Milk can be beneficial for runners, but its suitability depends on the timing of consumption.

Milk Before a Run?

While milk provides fluids, electrolytes, and carbohydrates that can fuel muscles, especially during longer runs (as stated on January 17, 2024), it's crucial to consider individual digestive tolerance. Choosing familiar, easily digestible foods is key to avoiding stomach upset before exercise. Some sources suggest that dairy is better consumed after a workout rather than beforehand due to its protein content. https://www.runnersworld.com/nutrition-weight-loss/g20802441/6-things-to-never-drink-before-a-run/

Milk After a Run?

Milk, particularly chocolate milk, excels as a post-run recovery drink, especially for distance runners.
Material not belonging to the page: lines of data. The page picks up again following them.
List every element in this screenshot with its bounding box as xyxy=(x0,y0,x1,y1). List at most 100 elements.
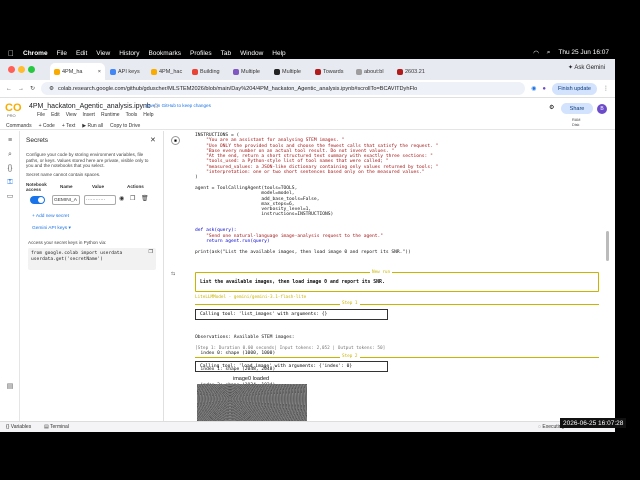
colab-menu-tools[interactable]: Tools xyxy=(126,112,138,118)
copy-to-drive-button[interactable]: Copy to Drive xyxy=(110,123,140,129)
runtime-indicator[interactable]: RAM Disk xyxy=(572,118,580,127)
menu-help[interactable]: Help xyxy=(272,50,285,57)
key-icon[interactable]: ⚿ xyxy=(6,179,14,187)
variables-button[interactable]: {} Variables xyxy=(6,424,31,430)
browser-tab[interactable]: Towards xyxy=(311,63,351,80)
delete-icon[interactable]: 🗑 xyxy=(141,195,149,202)
copy-icon[interactable]: ❐ xyxy=(130,195,135,202)
tab-favicon-icon xyxy=(151,68,157,75)
browser-tab[interactable]: 2603.21 xyxy=(393,63,433,80)
apple-icon[interactable]:  xyxy=(8,49,14,58)
close-tab-icon[interactable]: × xyxy=(98,69,101,75)
gemini-keys-dropdown[interactable]: Gemini API keys ▾ xyxy=(32,226,71,231)
add-code-button[interactable]: + Code xyxy=(39,123,55,129)
variables-label: Variables xyxy=(10,424,32,430)
url-field[interactable]: ⚙ colab.research.google.com/github/gdusc… xyxy=(41,82,526,95)
access-toggle[interactable] xyxy=(30,196,45,204)
more-icon[interactable]: ⋮ xyxy=(603,85,609,92)
tab-strip: 4PM_ha × API keys 4PM_hac Building Multiple Mu… xyxy=(0,59,615,80)
toc-icon[interactable]: ≡ xyxy=(6,137,14,145)
visibility-icon[interactable]: ◉ xyxy=(119,195,124,202)
browser-tab[interactable]: Multiple xyxy=(270,63,310,80)
browser-tab[interactable]: Building xyxy=(188,63,228,80)
tab-favicon-icon xyxy=(356,68,362,75)
menu-profiles[interactable]: Profiles xyxy=(190,50,212,57)
finish-update-button[interactable]: Finish update xyxy=(551,82,597,95)
menu-history[interactable]: History xyxy=(119,50,139,57)
colab-menu-file[interactable]: File xyxy=(37,112,45,118)
find-icon[interactable]: ⌕ xyxy=(6,151,14,159)
code-cell[interactable]: INSTRUCTIONS = ( "You are an assistant f… xyxy=(195,133,610,255)
folder-icon[interactable]: ▭ xyxy=(6,193,14,201)
colab-menu-runtime[interactable]: Runtime xyxy=(101,112,120,118)
wifi-icon[interactable]: ◠ xyxy=(533,49,539,57)
tab-label: Multiple xyxy=(282,68,301,75)
browser-tab[interactable]: about:bl xyxy=(352,63,392,80)
copy-snippet-icon[interactable]: ❐ xyxy=(149,249,153,255)
tab-favicon-icon xyxy=(54,68,60,75)
colab-menu-view[interactable]: View xyxy=(66,112,77,118)
forward-icon[interactable]: → xyxy=(18,86,24,92)
secrets-panel: Secrets ✕ Configure your code by storing… xyxy=(20,131,164,421)
close-panel-icon[interactable]: ✕ xyxy=(150,136,156,144)
colab-toolbar: Commands + Code + Text ▶ Run all Copy to… xyxy=(0,121,615,130)
menu-chrome[interactable]: Chrome xyxy=(23,50,48,57)
menu-bookmarks[interactable]: Bookmarks xyxy=(148,50,181,57)
search-icon[interactable]: ⌕ xyxy=(547,49,551,57)
variables-icon[interactable]: {} xyxy=(6,165,14,173)
profile-icon[interactable]: ● xyxy=(542,86,546,92)
share-button[interactable]: Share xyxy=(561,103,593,114)
scrollbar-thumb[interactable] xyxy=(606,231,609,261)
tab-label: Towards xyxy=(323,68,344,75)
commands-button[interactable]: Commands xyxy=(6,123,32,129)
menu-window[interactable]: Window xyxy=(240,50,263,57)
header-actions: Actions xyxy=(127,184,144,189)
settings-icon[interactable]: ⚙ xyxy=(549,104,554,111)
menu-file[interactable]: File xyxy=(57,50,67,57)
save-github-link[interactable]: Save in GitHub to keep changes xyxy=(145,103,211,108)
colab-menu-edit[interactable]: Edit xyxy=(51,112,60,118)
left-rail: ≡ ⌕ {} ⚿ ▭ ▤ xyxy=(0,131,20,421)
snippet-line-2: userdata.get('secretName') xyxy=(31,257,103,262)
back-icon[interactable]: ← xyxy=(6,86,12,92)
run-all-button[interactable]: ▶ Run all xyxy=(82,123,103,129)
menu-view[interactable]: View xyxy=(96,50,110,57)
pro-badge: PRO xyxy=(7,113,16,118)
reload-icon[interactable]: ↻ xyxy=(30,85,35,92)
tabs: 4PM_ha × API keys 4PM_hac Building Multiple Mu… xyxy=(50,63,433,80)
browser-tab[interactable]: Multiple xyxy=(229,63,269,80)
add-secret-button[interactable]: + Add new secret xyxy=(32,214,69,219)
account-avatar[interactable]: B xyxy=(597,104,607,114)
ram-label: RAM xyxy=(572,118,581,122)
terminal-label: Terminal xyxy=(50,424,69,430)
terminal-icon[interactable]: ▤ xyxy=(6,383,14,391)
ask-gemini-button[interactable]: ✦ Ask Gemini xyxy=(568,64,605,71)
browser-tab[interactable]: API keys xyxy=(106,63,146,80)
colab-menu-insert[interactable]: Insert xyxy=(82,112,95,118)
tab-label: Building xyxy=(200,68,220,75)
menu-edit[interactable]: Edit xyxy=(76,50,87,57)
menubar-clock[interactable]: Thu 25 Jun 16:07 xyxy=(558,49,609,57)
secret-value-field[interactable]: ············ xyxy=(84,195,116,205)
access-instructions: Access your secret keys in Python via: xyxy=(28,240,107,245)
step2-rule xyxy=(195,357,599,358)
notebook-title[interactable]: 4PM_hackaton_Agentic_analysis.ipynb ☆ xyxy=(29,102,159,110)
output-toggle-icon[interactable]: ⇆ xyxy=(171,271,175,277)
close-window-icon[interactable] xyxy=(8,66,15,73)
minimize-window-icon[interactable] xyxy=(18,66,25,73)
extension-icon[interactable]: ◉ xyxy=(531,85,536,92)
secrets-name-note: Secret name cannot contain spaces. xyxy=(26,172,101,177)
site-info-icon[interactable]: ⚙ xyxy=(49,86,54,92)
tool-call-1: Calling tool: 'list_images' with argumen… xyxy=(195,309,388,320)
menu-tab[interactable]: Tab xyxy=(221,50,231,57)
zoom-window-icon[interactable] xyxy=(28,66,35,73)
colab-menu-help[interactable]: Help xyxy=(143,112,153,118)
run-cell-icon[interactable]: ■ xyxy=(171,136,180,145)
secret-name-field[interactable]: GEMINI_A xyxy=(52,195,80,205)
terminal-button[interactable]: ▤ Terminal xyxy=(44,424,69,430)
tab-favicon-icon xyxy=(192,68,198,75)
header-value: Value xyxy=(92,184,105,189)
browser-tab[interactable]: 4PM_ha × xyxy=(50,63,105,80)
add-text-button[interactable]: + Text xyxy=(62,123,75,129)
browser-tab[interactable]: 4PM_hac xyxy=(147,63,187,80)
This is supported by multiple research studies highlighting its effectiveness as a post-exercise recovery aid. https://runnersconnect.net/is-chocolate-milk-really-a-good-recovery-drink-after-running/ It aids rehydration more quickly than water or sports drinks, due to its carbohydrate and sodium content. https://www.womensrunning.com/health/food/milk-for-hydration-post-run/ Furthermore, whole milk offers essential bone-building nutrients like calcium and vitamin D, crucial for runners. https://www.womensrunning.com/health/full-fat-dairy-does-a-runners-body-good/

Key Considerations:

  • Timing: Milk is generally better suited for post-run recovery than pre-run consumption.
  • Individual Tolerance: Listen to your body. If milk causes digestive discomfort, avoid it before a run.
  • Type of Milk: Chocolate milk is frequently recommended for recovery due to its carbohydrate and protein content.
  • Hydration: Milk contributes to rehydration, especially after strenuous exercise.